A
theme runs through the following two news items: privacy rights are
under attack. A 'good' reason is offered for the chipping away of
privacies such as the confidentiality of medical records. Moreover,
the cases are so legally tangled that analysis becomes blurred and
'bad law' based on judicial activism becomes more possible.
News
item One: last Tuesday, an Indiana judge
ruled that Planned Parenthood must disclose to the State its medical
records of patients under 14.
The
reason for searching en masse through the records of 40
Planned Parenthood affiliates -- a process referred to as "a
fishing expedition" -- would be to verify that clinics are
properly reporting cases of child abuse. The complication: since the
clinics receive Medicaid reimbursement -- that is, tax funding -- the
State has far more of a presumptive 'right' to information than it
would have with a private clinic. Nevertheless, any ruling may well
set a future precedent for private clinics and further erode parental
rights in favor of State supervision.
News
Item Two: a civilian rape counselor in Colorado may be imprisoned for
refusing
to provide a military court with records of her sessions with a
former Air Force Academy cadet. The ex-cadet is among approximately
150 women whose rape allegations caused Academy leaders to exit in
disgrace. She has asked a district court to block her unprecedented
arrest by the military.
The
reason for her threatened imprisonment? One of the accused argues
that his right to a fair trial overrides the accuser's right to
medical privacy. One of the complications is the case now spans two
worlds of 'justice' -- civilian and military -- each of which operate
along different rules.
Similarly
complex cases are occurring across North America.
Some
rulings uphold privacy rights.

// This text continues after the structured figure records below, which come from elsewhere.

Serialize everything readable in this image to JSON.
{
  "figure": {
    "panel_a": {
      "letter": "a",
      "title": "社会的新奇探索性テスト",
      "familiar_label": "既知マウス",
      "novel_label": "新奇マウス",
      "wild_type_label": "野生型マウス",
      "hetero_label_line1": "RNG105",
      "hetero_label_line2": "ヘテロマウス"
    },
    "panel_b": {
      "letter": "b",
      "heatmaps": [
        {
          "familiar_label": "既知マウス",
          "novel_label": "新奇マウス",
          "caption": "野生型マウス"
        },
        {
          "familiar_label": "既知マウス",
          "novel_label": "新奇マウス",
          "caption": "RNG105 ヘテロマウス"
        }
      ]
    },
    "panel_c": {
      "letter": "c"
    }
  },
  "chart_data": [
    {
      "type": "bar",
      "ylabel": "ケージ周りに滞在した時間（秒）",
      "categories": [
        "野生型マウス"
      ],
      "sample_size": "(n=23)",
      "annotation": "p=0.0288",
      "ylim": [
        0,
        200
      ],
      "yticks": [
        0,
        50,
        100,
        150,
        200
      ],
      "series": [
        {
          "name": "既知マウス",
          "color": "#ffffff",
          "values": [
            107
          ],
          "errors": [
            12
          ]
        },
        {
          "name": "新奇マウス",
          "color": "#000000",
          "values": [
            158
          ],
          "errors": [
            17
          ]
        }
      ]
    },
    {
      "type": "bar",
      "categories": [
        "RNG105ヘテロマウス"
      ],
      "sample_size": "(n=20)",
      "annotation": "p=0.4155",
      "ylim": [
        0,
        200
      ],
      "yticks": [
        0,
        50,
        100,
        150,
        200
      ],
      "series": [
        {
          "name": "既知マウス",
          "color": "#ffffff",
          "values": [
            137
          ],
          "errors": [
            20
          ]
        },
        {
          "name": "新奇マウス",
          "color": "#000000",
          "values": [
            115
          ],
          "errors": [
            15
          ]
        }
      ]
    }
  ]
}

For example, on March 28, the Colorado
Supreme Court
ruled against the claim that a victim's records at a domestic
violence (DV) shelter are confidential only for information she
imparts but not for information or service she receives.
But,
overall, a principle of personal freedom is being chipped away:
privacy.
Privacy
rests on the assumption that -- in the absence of specific evidence
of wrongdoing -- an individual has a right to shut his or her front
door and tell other people (including government) to mind their own
business. This is a presumption of innocence. Privacy also assumes an
important division between the personal and public spheres, a
division that is reflected in Constitutional protections against
unreasonable search and seizure. Historically, privacy has stood as a
bulwark between individual rights and social control.
Privacy
comes into question whenever someone enters certain areas of the
public sphere: for example, through filing a criminal charge such as
rape. Even then, however, the legal system has evolved traditions to
insure that privacy is not excessively violated. These traditions
include spousal privilege, a prohibition against 'fishing
expeditions', and the confidentiality of confessionals and medical
records.
These
evolved protections are under concerted attack. In general, the
attacks are occurring in "gray" areas; new law and
precedent is being introduced through complicated cases where it is
possible to take contradictory positions depending on the aspect you
are examining.
It
is interesting to ask, 'why are these attacks happening with such
frequency now?' I believe the timing comes from the
convergence of three factors.
First,
judicial decisions have become a form of de facto law. The
legal status of explosive issues, from abortion to gay marriage, is
being decided by hundreds of courts at multiple levels as much as by
legislatures. Activist judges, political advocates, and lawyers are
redefining not only broad principles of law -- e.g. Constitutionality
-- but also the minutia of law's application. The court system has
become a popular vehicle for sweeping social change instead of its
more traditional role as a forum to evaluate the restitution or other
specific justice of individual cases. Privacy is one of the many
battlegrounds of judicial activism.
Second,
privacy has fallen into disrepute since 9/11. None of the cases cited
above involve Home Security. Nevertheless, all privacy rights
suffer from a general sense of anxiety that makes people eager 'to
trade rights for security'. If someone refuses to provide personal
information, such as medical records, the question immediately
arises, "What do they have to hide." Standing on privacy
has gone from being the exercise of a right to being an indication of
guilt.
Third,
society may have reached a 'tipping point' on a broad range of
issues; a tipping point is when critical mass results from many small
changes that may have occurred over a long period. How our society
approaches issues like abortion, rape, and DV appears to be at
critical mass. And these issues involve privacy.
On
issues like rape, the backlash is heightened by a growing sense that
some women have abused the system and hidden behind privacy to do so.
For example, reports of false accusations have become commonplace;
men's rights advocates argue that this reflects a pro-woman bias in
courts. For example, courts routinely name an accused rapist while
shielding the accuser. And, in criminal procedures, anonymity
encourages abuse.
Such
imbalances should be corrected but in manner that equally protects,
not equally violates the privacy rights of men and women.
The
social factors converging against privacy rights -- and especially
medical privacy -- are powerful and persistent. They ride on the
emotional fuel provided by
volatile
concerns like abortion and rape.
But
there is a saying about babies and bathwater. Those who push to strip
away the traditional protections of privacy may be trashing a
prerequisite of personal freedom. And, without freedom, there is no
security for individuals…either in court or in society.